Camp Girls by Iris Krasnow
Author:Iris Krasnow
Language: eng
Format: epub
Publisher: Grand Central Publishing
Published: 2020-04-06T16:00:00+00:00
Chapter Four
Versatility
“As much as I loved hypersonic volleyball and tennis matches, some of my happiest memories are from when we were just lying on our beds and talking.”
I am kayaking on the Severn River, which fronts the home where we have lived for going on thirty years. It is a sixty-two-degree April day, and I am drifting through the water, lying back in the seat, and drinking in the sun. I suddenly hear the words “You’re lily-dipping!”
No one is talking. It is my memory rising in a haunting chorus of the dozens of co-paddlers who have joined me in kayaks and canoes in team competitions and on camping trips. It’s a phrase Agawak girls used to say, which means “You need to pull deeper, harder, faster!” and it comes from the image of only skimming Blue Lake’s surface, where water lilies float like billowy angels.
Suddenly, as if the deciding points in the Blue-White Senior Swim Meet rest on me winning the kayak race, I bolt up straight, and go from a saunter to a sprint, in sync with an imaginary rapid-fire bark: “Stroke up, stroke up, stroke up!”
After my leisurely afternoon of kayaking turned into a frantic dash for a mental finish line, I am curious whether “lily-dipping” is a real word.
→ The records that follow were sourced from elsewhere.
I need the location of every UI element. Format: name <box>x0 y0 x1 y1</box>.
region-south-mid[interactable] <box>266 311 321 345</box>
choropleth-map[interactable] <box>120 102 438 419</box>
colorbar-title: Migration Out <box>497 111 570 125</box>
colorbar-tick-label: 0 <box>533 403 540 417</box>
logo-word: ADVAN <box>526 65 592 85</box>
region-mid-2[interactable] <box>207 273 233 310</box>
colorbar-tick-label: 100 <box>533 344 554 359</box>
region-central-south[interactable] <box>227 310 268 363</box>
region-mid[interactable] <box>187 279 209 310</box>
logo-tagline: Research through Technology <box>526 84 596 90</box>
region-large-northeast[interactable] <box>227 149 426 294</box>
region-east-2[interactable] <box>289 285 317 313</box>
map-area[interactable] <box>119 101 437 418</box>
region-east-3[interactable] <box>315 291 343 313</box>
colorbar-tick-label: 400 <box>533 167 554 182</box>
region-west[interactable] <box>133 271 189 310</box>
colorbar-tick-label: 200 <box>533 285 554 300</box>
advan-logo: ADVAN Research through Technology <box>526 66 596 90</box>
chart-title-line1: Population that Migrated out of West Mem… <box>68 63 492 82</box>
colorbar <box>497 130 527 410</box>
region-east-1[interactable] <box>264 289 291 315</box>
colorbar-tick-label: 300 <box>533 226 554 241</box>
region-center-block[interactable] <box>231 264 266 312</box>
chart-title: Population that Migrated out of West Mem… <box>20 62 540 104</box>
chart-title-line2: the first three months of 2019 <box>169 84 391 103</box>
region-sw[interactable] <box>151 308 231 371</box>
It comes up in the Urban Dictionary, defined as “lacking intensity, adequacy, completeness.”
Well, I can tell you this for certain: While there are inevitable waves of inadequacy that stream throughout the life cycle, at our core, and overall, no grown camp girl I know lacks intensity. Seasoned by full-throttle summers that teach us a bounty of skills, we become resourceful and adventurous adults who feel like we can do just about anything—no matter our age.
Or most anything.
I cannot do trapeze artistry and try out for Cirque du Soleil, as circus activities were not, and are not, featured at Agawak, as they are at some sleepaway camps. But I can still do the splits and a front flip on the trampoline.
We may have lapsed into lily-dipping as young campers a lifetime ago, in boats and in feigning sickness at the infirmary to avoid swimming on frigid days. In adulthood, we are navigating multifaceted lives, with unending curiosity. This because we were required to constantly try new things at camp, imprinting versatility and open-mindedness.
Leslie Jacobs, sixty, exemplifies how spending summers in a place where we worked all parts of ourselves, artistic, creative, and physical, can be the fuel for a long-distance ride. Leslie attended Camp O-Tahn-Agon in Three Lakes, Wisconsin, for seven seasons, starting at the age of seven. She calls those summers, sleeping in musty cabins and spinning from activity to activity, “the most grounding, confidence-building times of my life.”
I tell Leslie how those confidence builders of the past continue to ground and exhilarate me. It can come from something as simple as walking next to the pine trees that line my driveway and remembering a walk through the forest at camp.